Before you get all worked up about animal rights, Spencer, who gets lowered in a globe at midnight, isn’t playing opossum. He died by the side of the road years ago before his large carcass was salvaged and mounted by taxidermist Bud Jones, 84, born and raised in Tallapoosa.
Why a opossum, you ask?
Duh, the city was originally known as Possum Snout. And if you think the Possum Drop, which also features musical acts and a Possum King and Queen, is just for the city folk of Tallapoosa, you are wrong. Last year, the event drew 4,000 people, a thousand more than Tallapoosa’s population.
“It isn’t just a country hick thing,” Jones said. “People go plumb wild. It is amazing.”
Q: Will you tell us more about the Possum Drop?
A: I guess it was about 15 years ago when the folks around here decided to drop a opossum as part of its New Year’s Eve celebration. They called me one day and said, “Do have you have a mounted opossum that we can borrow.” I did. I had been driving down the road one day and found a opossum that a car had hit. I mounted it hanging by its tail. The folks have named him Spencer after one of our founding fathers, Ralph Spencer.
Q: How do you spell opossum, with the o or without the o?
A: It is opossum, with an o. The real name is Didelphis virginianus. The folks here dropped the o.
Q: What do you think about the opossum?
A: When I was a teenage boy, my daddy used to take us opossum hunting. It was a great thrill. I never did eat one but some people did. The opossum is one of the few animals that have survived since prehistoric times. I have a great respect for it.

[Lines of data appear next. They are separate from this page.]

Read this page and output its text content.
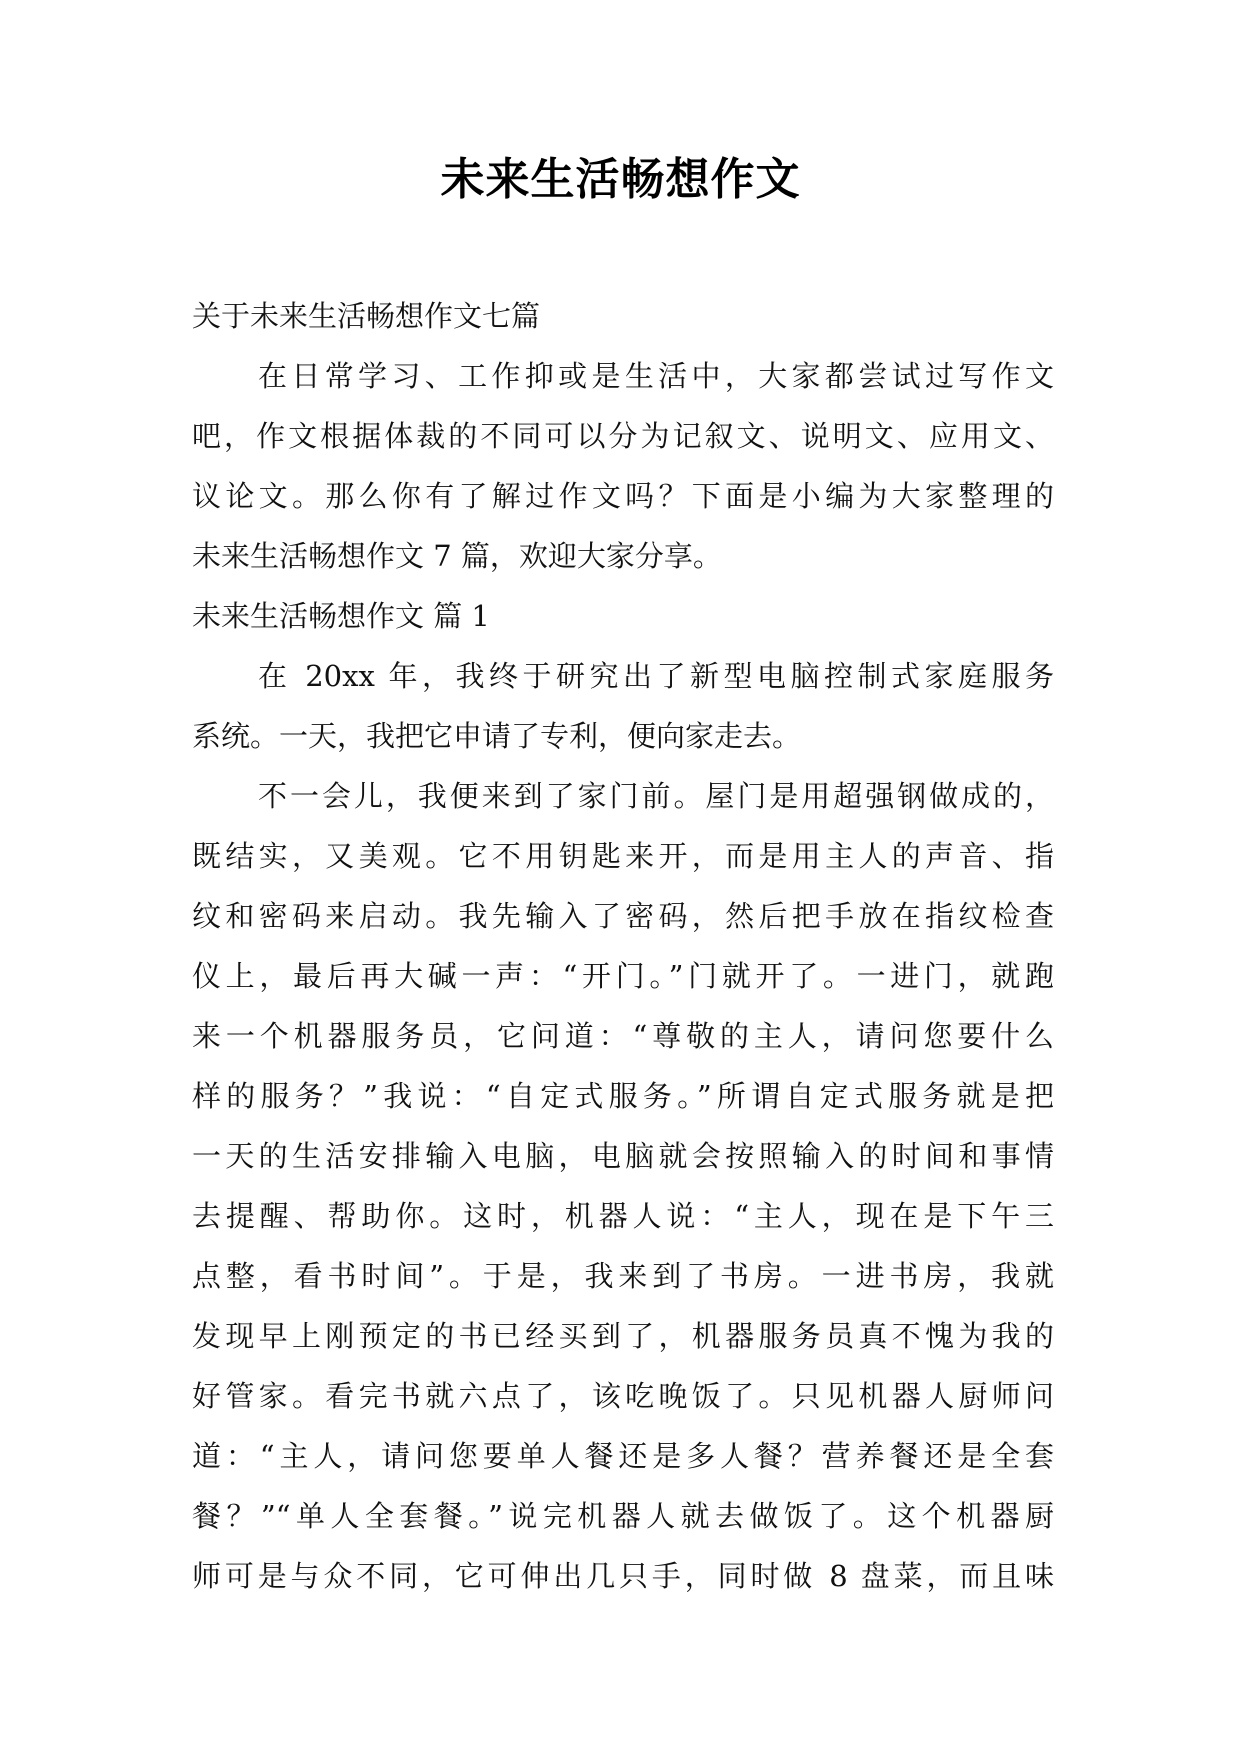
未来生活畅想作文

关于未来生活畅想作文七篇

在日常学习、工作抑或是生活中，大家都尝试过写作文

吧，作文根据体裁的不同可以分为记叙文、说明文、应用文、

议论文。那么你有了解过作文吗？下面是小编为大家整理的

未来生活畅想作文 7 篇，欢迎大家分享。

未来生活畅想作文 篇 1

在 20xx 年，我终于研究出了新型电脑控制式家庭服务

系统。一天，我把它申请了专利，便向家走去。

不一会儿，我便来到了家门前。屋门是用超强钢做成的，

既结实，又美观。它不用钥匙来开，而是用主人的声音、指

纹和密码来启动。我先输入了密码，然后把手放在指纹检查

仪上，最后再大碱一声：“开门。”门就开了。一进门，就跑

来一个机器服务员，它问道：“尊敬的主人，请问您要什么

样的服务？”我说：“自定式服务。”所谓自定式服务就是把

一天的生活安排输入电脑，电脑就会按照输入的时间和事情

去提醒、帮助你。这时，机器人说：“主人，现在是下午三

点整，看书时间”。于是，我来到了书房。一进书房，我就

发现早上刚预定的书已经买到了，机器服务员真不愧为我的

好管家。看完书就六点了，该吃晚饭了。只见机器人厨师问

道：“主人，请问您要单人餐还是多人餐？营养餐还是全套

餐？”“单人全套餐。”说完机器人就去做饭了。这个机器厨

师可是与众不同，它可伸出几只手，同时做 8 盘菜，而且味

Q: Was Spencer a special opossum?
A: Just a regular possum. He was a big ole possum.
Q: Are you surprised that the Possum Drop has become so popular?
A: I sure am. When midnight comes, they lower Spencer down from one of the tall buildings. We don’t have very many tall buildings. When they lower him down, people start hootin’ and hollerin’ and taking pictures. You’d think that Clark Gable had come back to life.
Q: Where does Spencer stay?
A: Here at my shop. Over the years, he has been handled so much that his toes are broken off and he has suffered some wear and tear. I got another opossum mounted for use in a year or two when Spencer wears out. He will be Spencer Jr.
Q: Where did he come from?
A: Same place. Road kill.
Q: How did you become a taxidermist?
A: I had always been interested in wildlife. When I was in 16, I took a correspondence course in the mail. In 1957, I moved to Wyoming for a year and I worked in a taxidermy shop out there. When I came back, my taxidermy business just grew and grew. I have been doing it for 60 some odd years.
Q: Do you like what you do?
A: Most people think that taxidermy is stuffing animals with rags and cotton — it is a lot more than that. My wife is a taxidermist and so is my daughter. We have mounted a life-sized elephant for the Anniston Museum of Natural History over in Alabama. We made a life-sized prehistoric mastodon for the South Carolina State Museum. We do big things and little birds and anything that comes along — as long as it is legal.
Q: How does the Possum Drop make you feel?
A: I am very proud. Our restaurants sell out that night. It is a good thing for our town.